Homework template for STEM coursework and problem sets. Spin-off of adaptable-pset with some modifications and additional functions.

Examples

Example front page

Example logo integrations

Logos

The example images use placeholder logos. To use your own logo, obtain it from your institution and pass it as an image:

#let logo = image("your-logo.png", height: 25pt)

Example Code

#import "@preview/nova-pset:0.1.0": *

#let class = "math 347h"
#let assignment = "Homework 4"
#let author = "Samyak Jain"
// To use a logo, add an image to this folder and replace none:
// #let logo = image("your-logo.png", height: 25pt)
#let logo = none
#let instructor = "Prof. Fernandough"
#let semester = "Fall 2025"
#let due-time = "September 25, 2025"

#show: homework.with(
  class: class,
  assignment: assignment,
  author: author,
  logo: logo,
  instructor: instructor,
  semester: semester,
  due-time: due-time,
  paper-size: "us-letter",
  accent-color: rgb("#1c2b39"),
)

#set enum(numbering: "a)")

#q(title: "Problem 1")[
    Prove that the composition of two surjective functions is surjective.
]

#b() Suppose that $f : A -> B$ and $g : B -> C$ are surjective functions. Then the composition $g compose f : A -> C$ is $g compose f (a) = g(f(a))$. We claim that $g(f(a))$ is surjective, or that

$ forall c in C, exists a in A "such that" g(f(a)) = c $

Let $c in C$ be arbitrary.

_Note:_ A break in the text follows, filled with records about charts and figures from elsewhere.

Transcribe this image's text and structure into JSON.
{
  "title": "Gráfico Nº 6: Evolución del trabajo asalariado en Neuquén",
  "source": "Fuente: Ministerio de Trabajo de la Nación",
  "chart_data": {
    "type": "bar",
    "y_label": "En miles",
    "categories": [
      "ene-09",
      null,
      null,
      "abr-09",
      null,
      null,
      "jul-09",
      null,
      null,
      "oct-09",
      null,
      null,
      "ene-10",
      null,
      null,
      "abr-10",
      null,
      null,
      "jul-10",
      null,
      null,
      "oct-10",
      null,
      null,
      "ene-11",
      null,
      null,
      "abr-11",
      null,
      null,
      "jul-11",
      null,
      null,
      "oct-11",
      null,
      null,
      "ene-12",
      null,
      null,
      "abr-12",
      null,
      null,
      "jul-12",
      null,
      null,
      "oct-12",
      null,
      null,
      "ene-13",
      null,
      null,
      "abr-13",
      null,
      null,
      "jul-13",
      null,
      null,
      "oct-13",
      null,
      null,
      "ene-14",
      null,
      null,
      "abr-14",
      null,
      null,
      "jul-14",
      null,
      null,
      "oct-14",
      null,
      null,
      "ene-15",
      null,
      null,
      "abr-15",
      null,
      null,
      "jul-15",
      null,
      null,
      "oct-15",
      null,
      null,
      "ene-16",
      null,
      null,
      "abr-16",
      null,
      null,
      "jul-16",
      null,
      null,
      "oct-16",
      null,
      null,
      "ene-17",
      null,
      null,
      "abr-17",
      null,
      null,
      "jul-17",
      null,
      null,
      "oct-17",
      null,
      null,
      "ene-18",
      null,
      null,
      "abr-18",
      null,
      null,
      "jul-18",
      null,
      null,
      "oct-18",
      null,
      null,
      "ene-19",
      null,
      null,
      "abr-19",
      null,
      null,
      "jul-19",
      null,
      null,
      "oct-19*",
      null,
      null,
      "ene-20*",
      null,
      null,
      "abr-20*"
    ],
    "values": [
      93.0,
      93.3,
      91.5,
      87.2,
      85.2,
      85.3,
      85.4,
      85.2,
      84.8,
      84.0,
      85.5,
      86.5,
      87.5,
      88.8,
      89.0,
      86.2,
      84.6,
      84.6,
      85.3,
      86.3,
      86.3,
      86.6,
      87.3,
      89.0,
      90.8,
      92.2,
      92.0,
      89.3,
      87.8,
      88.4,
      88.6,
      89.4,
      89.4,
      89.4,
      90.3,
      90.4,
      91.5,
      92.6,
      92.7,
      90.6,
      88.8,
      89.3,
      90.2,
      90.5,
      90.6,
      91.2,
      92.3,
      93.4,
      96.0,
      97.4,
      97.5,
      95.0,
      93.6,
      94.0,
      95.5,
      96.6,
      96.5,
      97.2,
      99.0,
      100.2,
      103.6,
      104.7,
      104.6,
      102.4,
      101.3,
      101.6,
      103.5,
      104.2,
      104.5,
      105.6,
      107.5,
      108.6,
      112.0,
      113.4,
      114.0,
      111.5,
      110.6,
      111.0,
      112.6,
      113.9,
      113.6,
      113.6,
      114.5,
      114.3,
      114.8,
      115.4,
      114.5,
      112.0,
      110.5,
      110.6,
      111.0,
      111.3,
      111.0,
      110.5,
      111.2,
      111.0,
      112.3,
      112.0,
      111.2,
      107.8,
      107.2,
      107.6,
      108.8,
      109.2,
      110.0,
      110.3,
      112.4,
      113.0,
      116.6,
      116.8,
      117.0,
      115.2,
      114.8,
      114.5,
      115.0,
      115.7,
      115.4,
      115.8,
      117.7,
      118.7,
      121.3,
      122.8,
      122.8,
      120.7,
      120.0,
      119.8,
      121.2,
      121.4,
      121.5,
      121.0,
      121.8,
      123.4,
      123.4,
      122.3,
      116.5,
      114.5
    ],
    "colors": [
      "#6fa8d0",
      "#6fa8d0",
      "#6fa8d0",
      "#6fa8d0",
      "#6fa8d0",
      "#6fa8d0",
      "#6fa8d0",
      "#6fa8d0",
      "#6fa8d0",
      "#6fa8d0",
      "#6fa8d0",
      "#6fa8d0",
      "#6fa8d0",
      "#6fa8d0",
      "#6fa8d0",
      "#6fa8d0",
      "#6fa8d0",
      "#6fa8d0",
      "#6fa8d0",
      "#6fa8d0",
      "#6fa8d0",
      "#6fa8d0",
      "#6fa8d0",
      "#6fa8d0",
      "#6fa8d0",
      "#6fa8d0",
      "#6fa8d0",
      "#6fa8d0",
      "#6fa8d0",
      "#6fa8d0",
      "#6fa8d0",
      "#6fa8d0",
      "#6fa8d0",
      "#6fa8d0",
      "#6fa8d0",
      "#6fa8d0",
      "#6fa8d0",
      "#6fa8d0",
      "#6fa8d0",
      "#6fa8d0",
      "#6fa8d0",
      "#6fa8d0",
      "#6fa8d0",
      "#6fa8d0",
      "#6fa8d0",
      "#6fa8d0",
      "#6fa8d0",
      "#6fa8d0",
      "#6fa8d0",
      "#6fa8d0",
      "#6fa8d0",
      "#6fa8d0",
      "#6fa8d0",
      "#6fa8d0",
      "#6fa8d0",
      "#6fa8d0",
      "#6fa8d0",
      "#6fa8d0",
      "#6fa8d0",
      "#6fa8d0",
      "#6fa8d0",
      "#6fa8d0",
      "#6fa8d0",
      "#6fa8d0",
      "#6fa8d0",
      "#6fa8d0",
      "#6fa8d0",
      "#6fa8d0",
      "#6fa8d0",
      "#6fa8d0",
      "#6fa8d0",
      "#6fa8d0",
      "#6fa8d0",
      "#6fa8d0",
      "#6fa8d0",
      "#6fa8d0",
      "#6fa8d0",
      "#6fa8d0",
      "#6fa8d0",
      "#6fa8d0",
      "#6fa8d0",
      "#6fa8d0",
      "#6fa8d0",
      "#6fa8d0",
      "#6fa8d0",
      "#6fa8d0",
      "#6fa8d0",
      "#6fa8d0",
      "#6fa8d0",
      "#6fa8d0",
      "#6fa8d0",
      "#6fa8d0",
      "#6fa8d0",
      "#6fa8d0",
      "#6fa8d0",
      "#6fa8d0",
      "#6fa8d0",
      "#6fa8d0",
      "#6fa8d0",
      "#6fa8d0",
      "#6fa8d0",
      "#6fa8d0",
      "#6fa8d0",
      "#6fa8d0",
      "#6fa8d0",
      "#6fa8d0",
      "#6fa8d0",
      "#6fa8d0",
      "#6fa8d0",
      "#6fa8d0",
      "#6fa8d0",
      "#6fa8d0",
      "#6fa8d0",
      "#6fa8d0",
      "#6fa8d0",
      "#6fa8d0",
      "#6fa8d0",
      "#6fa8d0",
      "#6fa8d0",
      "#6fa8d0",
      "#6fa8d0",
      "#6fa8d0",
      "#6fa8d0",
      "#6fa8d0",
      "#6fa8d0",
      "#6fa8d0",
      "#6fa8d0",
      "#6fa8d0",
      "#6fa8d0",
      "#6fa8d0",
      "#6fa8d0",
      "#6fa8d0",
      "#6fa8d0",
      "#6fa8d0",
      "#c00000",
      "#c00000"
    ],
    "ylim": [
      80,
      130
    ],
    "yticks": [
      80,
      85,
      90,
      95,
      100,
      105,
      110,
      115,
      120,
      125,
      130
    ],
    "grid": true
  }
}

Because $g$ is surjective, we know that

$ forall c in C, exists b in B "such that" g(b) = c $

So there exists a $b in B$ such that $g(b) = c$. Then, because $f$ is surjective, we know that

$ forall b in B, exists a in A "such that" f(a) = b $

So there exists an $a in A$ such that $f(a) = b$. Then $g(f(a)) = g(b) = c$. This means that the composition $g compose f$ is surjective.

#Q()